Les qualités les plus précieuses pour un MG, selon lui? "L'écoute et la rigueur scientifique, car c'est la combinaison de ces deux aspects qui permet, à mes yeux, d'apporter les soins les plus optimaux à sa patientèle."

Existe-t-il l'un ou l'autre aspect de la profession de MG qui demanderait à être amélioré, à ses yeux ? "Je pense que la médecine générale n'est pas assez valorisée sur le plan académique. J'étais le premier assistant de l'histoire du département de médecine générale de Liège à avoir entamé une thèse de doctorat en même temps que son assistanat. Et il n'y avait aucun dispositif de bourse FNRS disponible ! Celles-ci sont réservées aux médecins candidats spécialistes, en intrahospitalier. Ce manque de possibilités de financement pour de jeunes chercheurs généralistes constitue un obstacle structurel au développement de la recherche en première ligne. Et témoigne, selon moi, d'un certain mépris institutionnel pour la production de savoirs en première ligne de soins. Il existe une expertise réelle et pointue en médecine générale, et cette dernière n'a rien à envier aux autres spécialités. Il me semble donc important de donner les moyens nécessaires à la médecine générale pour qu'elle puisse continuer à développer cette expertise afin d'améliorer la qualité des soins prodigués aux patients."

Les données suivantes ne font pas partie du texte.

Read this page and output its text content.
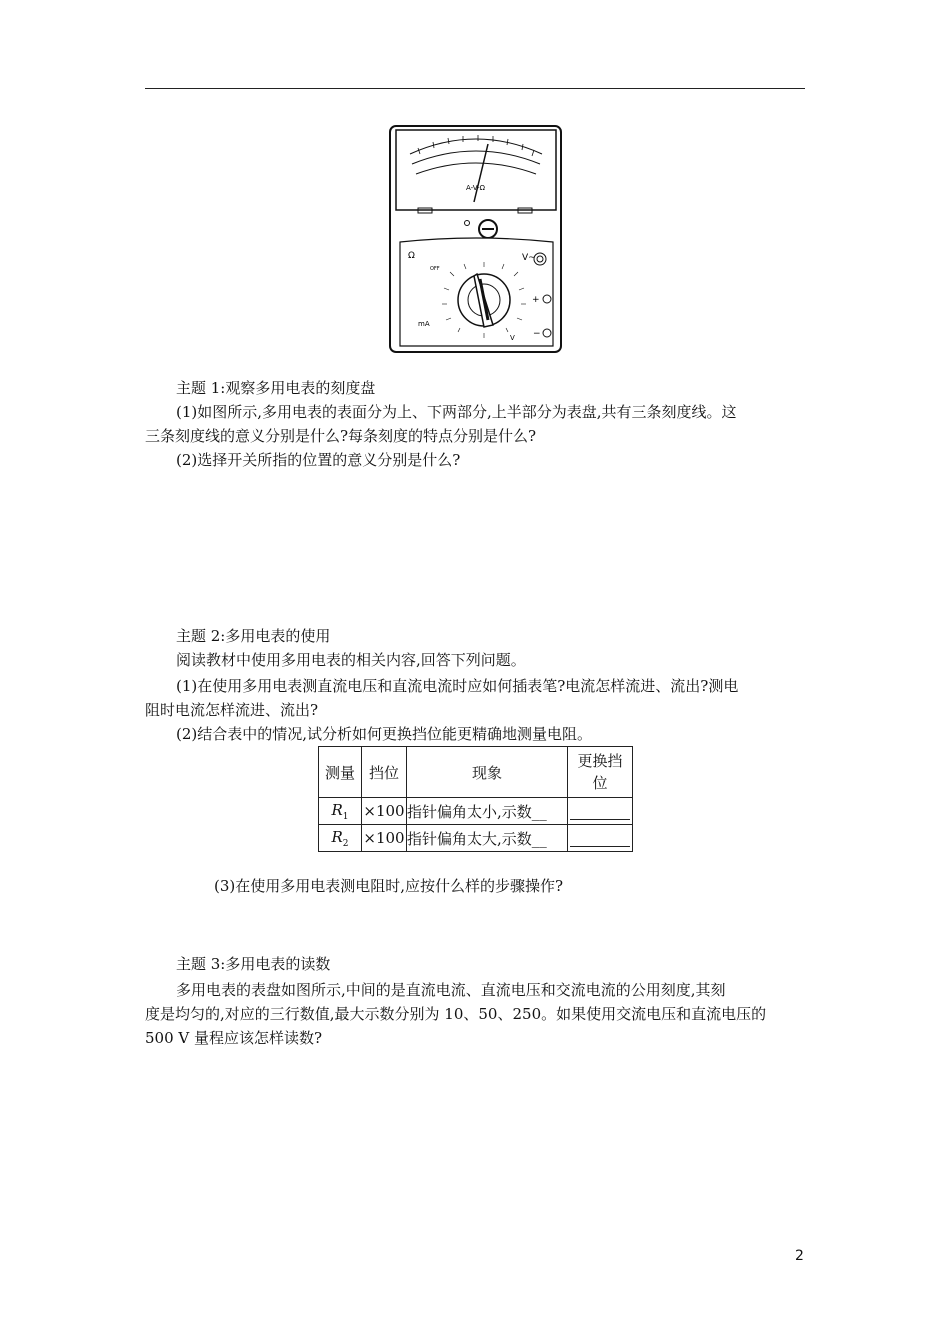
A-V-Ω
Ω	V~
OFF
mA
V
+
−
主题 1:观察多用电表的刻度盘
(1)如图所示,多用电表的表面分为上、下两部分,上半部分为表盘,共有三条刻度线。这
三条刻度线的意义分别是什么?每条刻度的特点分别是什么?
(2)选择开关所指的位置的意义分别是什么?
主题 2:多用电表的使用
阅读教材中使用多用电表的相关内容,回答下列问题。
(1)在使用多用电表测直流电压和直流电流时应如何插表笔?电流怎样流进、流出?测电
阻时电流怎样流进、流出?
(2)结合表中的情况,试分析如何更换挡位能更精确地测量电阻。
测量	挡位	现象	更换挡
位
$R_1$	×100	指针偏角太小,示数__	
$R_2$	×100	指针偏角太大,示数__	
(3)在使用多用电表测电阻时,应按什么样的步骤操作?
主题 3:多用电表的读数
多用电表的表盘如图所示,中间的是直流电流、直流电压和交流电流的公用刻度,其刻
度是均匀的,对应的三行数值,最大示数分别为 10、50、250。如果使用交流电压和直流电压的
500 V 量程应该怎样读数?
2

Et l'avenir de la médecine générale, comment le voit-il ? "J'aimerais que la recherche en première ligne de soin continue à se développer. Je pense notamment aux essais cliniques pragmatiques, qui correspondent à la réalité du vécu des patients, avec les oublis de traitement, les interactions médicamenteuses, et les comorbidités. La médecine générale est, à mon sens, uniquement située pour mener ce type d'essais, qui pourraient apporter des réponses plus utiles que celles des essais cliniques, qui ont le défaut de suivre des patients idéaux et parfaitement compliants. Un autre aspect pour lequel je pense que la médecine générale pourrait avoir une place de choix serait dans le développement d'études à partir de nos dossiers médicaux informatisés. Il y a une telle mine d'information dans ces dossiers (paramètres, traitements, prises de sang, etc.) et un tel nombre de dossiers ! J'ai souvent la sensation que nous sommes assis sur un trésor de données scientifiques qui ne demandent qu'à être centralisées et exploitées. En Angleterre, par exemple, c'est ce type d'études qui a permis de montrer à grande échelle les facteurs de risque d'acquisition et de mortalité au covid-19. En croisant les données des dossiers des médecins généralistes au registre des infections et des décès, ils ont pu mettre au point une étude portant sur 17 milions de dossiers croisés à 10.000 décès ! Le tout sans recruter un seul patient. Il s'agit d'une manière très performante et relativement peu coûteuse (comparativement au fait de recruter 17 millions de participants) de faire de la recherche."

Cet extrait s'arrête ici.